In NJ, they still do. If someone drives in with an older–pre OBD II–car, they use the wand in the tailpipe test.

Untrue. They hook the vehicle up through the OBD II port. Too many unready monitors (varies by model year, with fewer allowed the newer the vehicle) and you fail. An illuminated CEL is an automatic failure. The only exception for emissions testing is the frst inspection after a new car enters service. I don’t know the procedure for older vehicles.

I said they do this, but they do not put the wand in the tailpipe and run all the tests like they use too.

Wouldn’t that be unnecessary in an OBD-II vehicle?

You sure about that? Safety and emission inspections are required in NY.

New York DMV | New York State Vehicle Safety/Emissions Inspection Program (

we only do emissions checks here in AZ. no safety inspection.

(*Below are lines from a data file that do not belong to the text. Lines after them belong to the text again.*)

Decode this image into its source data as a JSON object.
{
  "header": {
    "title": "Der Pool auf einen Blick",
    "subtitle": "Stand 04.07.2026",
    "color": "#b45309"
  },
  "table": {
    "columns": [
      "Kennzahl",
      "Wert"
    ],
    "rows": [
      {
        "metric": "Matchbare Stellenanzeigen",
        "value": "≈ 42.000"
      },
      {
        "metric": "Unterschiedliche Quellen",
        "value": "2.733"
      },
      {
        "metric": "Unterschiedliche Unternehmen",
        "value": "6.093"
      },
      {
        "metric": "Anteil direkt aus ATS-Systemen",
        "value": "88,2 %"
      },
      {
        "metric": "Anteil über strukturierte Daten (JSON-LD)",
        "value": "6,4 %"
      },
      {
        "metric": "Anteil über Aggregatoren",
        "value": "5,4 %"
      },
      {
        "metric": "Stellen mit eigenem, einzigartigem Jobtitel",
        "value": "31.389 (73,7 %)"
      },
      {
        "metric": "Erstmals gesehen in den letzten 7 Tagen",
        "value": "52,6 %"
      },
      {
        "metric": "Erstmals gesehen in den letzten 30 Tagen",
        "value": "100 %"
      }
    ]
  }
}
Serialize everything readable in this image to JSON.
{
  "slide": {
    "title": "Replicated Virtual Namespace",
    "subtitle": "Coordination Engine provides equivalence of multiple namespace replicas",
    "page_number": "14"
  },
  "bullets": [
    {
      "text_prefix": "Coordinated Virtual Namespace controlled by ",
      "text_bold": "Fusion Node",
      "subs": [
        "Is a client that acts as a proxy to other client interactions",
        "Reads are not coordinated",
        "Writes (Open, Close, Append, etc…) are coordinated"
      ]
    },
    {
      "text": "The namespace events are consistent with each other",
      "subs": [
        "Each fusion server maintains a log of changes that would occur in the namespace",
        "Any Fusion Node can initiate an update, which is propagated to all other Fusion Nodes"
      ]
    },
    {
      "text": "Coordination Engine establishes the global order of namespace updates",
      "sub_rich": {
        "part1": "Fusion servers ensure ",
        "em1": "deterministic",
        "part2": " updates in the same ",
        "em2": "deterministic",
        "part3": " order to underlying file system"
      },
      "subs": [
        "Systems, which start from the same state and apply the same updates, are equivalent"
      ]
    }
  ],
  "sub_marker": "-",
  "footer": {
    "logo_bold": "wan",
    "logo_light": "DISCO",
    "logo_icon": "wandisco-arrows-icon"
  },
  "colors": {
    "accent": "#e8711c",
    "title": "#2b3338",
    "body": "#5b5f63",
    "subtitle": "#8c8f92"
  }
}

all I am saying is in the last 5 years, probably longer. whenever I had to get any of my vehicles inspected, they hook up to the OBD2 port but they have not put the wand in the tailpipe. and they have not done that to anyone else I know with their vehicles. now whether they are all doing it wrong or not can be a different matter.

know that they are testing your emissions by hooking up to the OBDii port. The testers are using the vehicles computer to see if everything is working as it should be.

in AZ, I think cars newer than 2006 (??) and under 8,000 lbs GVW get the ODBii test. Everyone else runs the dyno with the tailpipe tester.

If they test, it is an EPA problem enforced by highway funds or the state just decided they’d test.

Many states don’t test at all and they still get fed funds for highway.


Okay, I’m sure that you’re correct.
I recall that our esteemed former Governor retained the emission testing in order to continue to receive federal highway funds. That is probably related to the state’s traffic density and the resultant air pollution.